Die ältere Bäuerin zögert ein wenig, und dann beginnt sie doch zu erzählen. Geboren ist sie am 04.11.1908. Ihre Eltern, Maria und Anton Nobbe, bewirtschafteten in Frille bei Minden einen 20 ha großen Hof, dicht an der Grenze zwischen dem alten Fürstentum Schaumburg-Lippe und der Provinz Westfalen.

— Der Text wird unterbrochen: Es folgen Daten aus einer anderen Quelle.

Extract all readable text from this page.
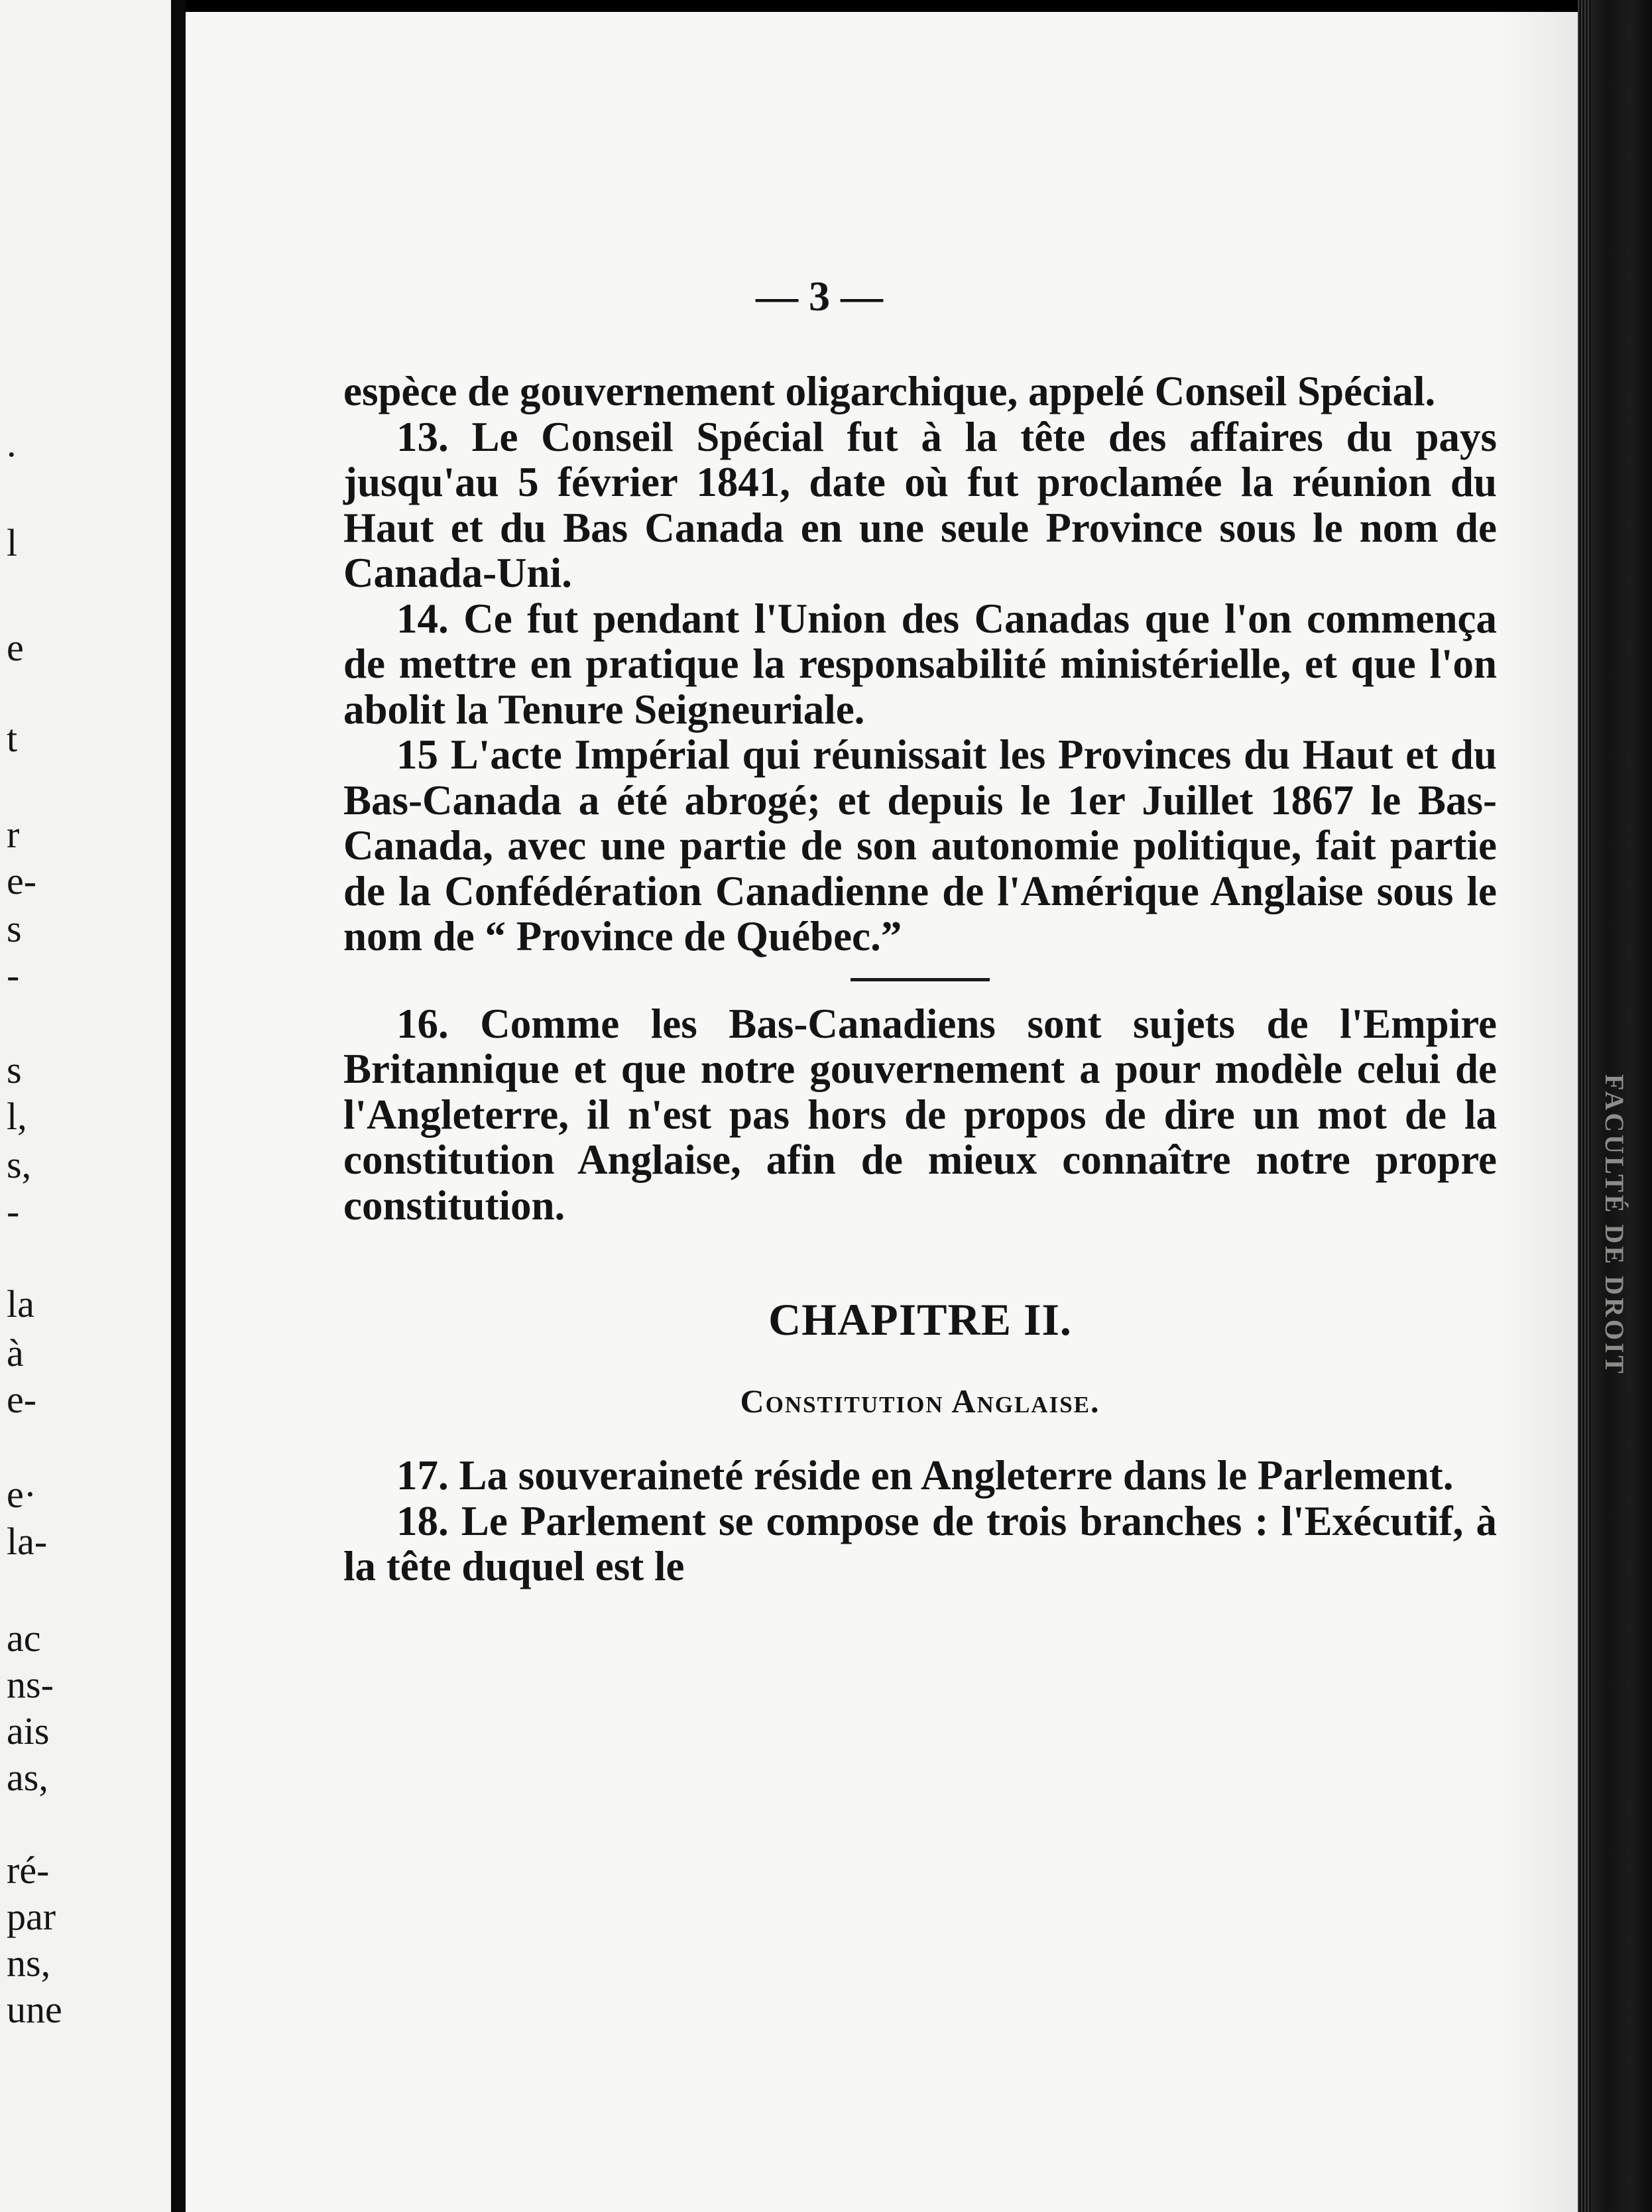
.
l
e
t
r
e-
s
-
s
l,
s,
-
la
à
e-
e·
la-
ac
ns-
ais
as,
ré-
par
ns,
une
— 3 —

espèce de gouvernement oligarchique, appelé Conseil Spécial.

13. Le Conseil Spécial fut à la tête des affaires du pays jusqu'au 5 février 1841, date où fut proclamée la réunion du Haut et du Bas Canada en une seule Province sous le nom de Canada-Uni.

14. Ce fut pendant l'Union des Canadas que l'on commença de mettre en pratique la responsabilité ministérielle, et que l'on abolit la Tenure Seigneuriale.

15 L'acte Impérial qui réunissait les Provinces du Haut et du Bas-Canada a été abrogé; et depuis le 1er Juillet 1867 le Bas-Canada, avec une partie de son autonomie politique, fait partie de la Confédération Canadienne de l'Amérique Anglaise sous le nom de “ Province de Québec.”

16. Comme les Bas-Canadiens sont sujets de l'Empire Britannique et que notre gouvernement a pour modèle celui de l'Angleterre, il n'est pas hors de propos de dire un mot de la constitution Anglaise, afin de mieux connaître notre propre constitution.

CHAPITRE II.
Constitution Anglaise.

17. La souveraineté réside en Angleterre dans le Parlement.

18. Le Parlement se compose de trois branches : l'Exécutif, à la tête duquel est le

FACULTÉ DE DROIT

Drei Ackerpferde gehörten damals zum elterlichen Hof, Schweine und etwa ein Dutzend Kühe. Für das Kühemelken war auf besonders großen Höfen ein Melker zuständig, der sogenannte "Schweizer". Auf den vielen kleinen und mittleren Höfen hingegen, wie auf dem Hof Nobbe in Frille, gehörte das Melken seit jeher zur Hofarbeit der Frauen - der Bäuerinnen, Töchter und Mägde. Warum das so war, erklärt Marie Kerlen so: "Mein Vater machte mit den Knechten morgens die Pferde fertig, und dann gingen die Männer aufs Feld. Da hatten sie auch schon genug Arbeit für den ganzen Tag, und die Kühe mußten dann eben von den Frauen versorgt werden, genauso wie die Schweine und die Hühner."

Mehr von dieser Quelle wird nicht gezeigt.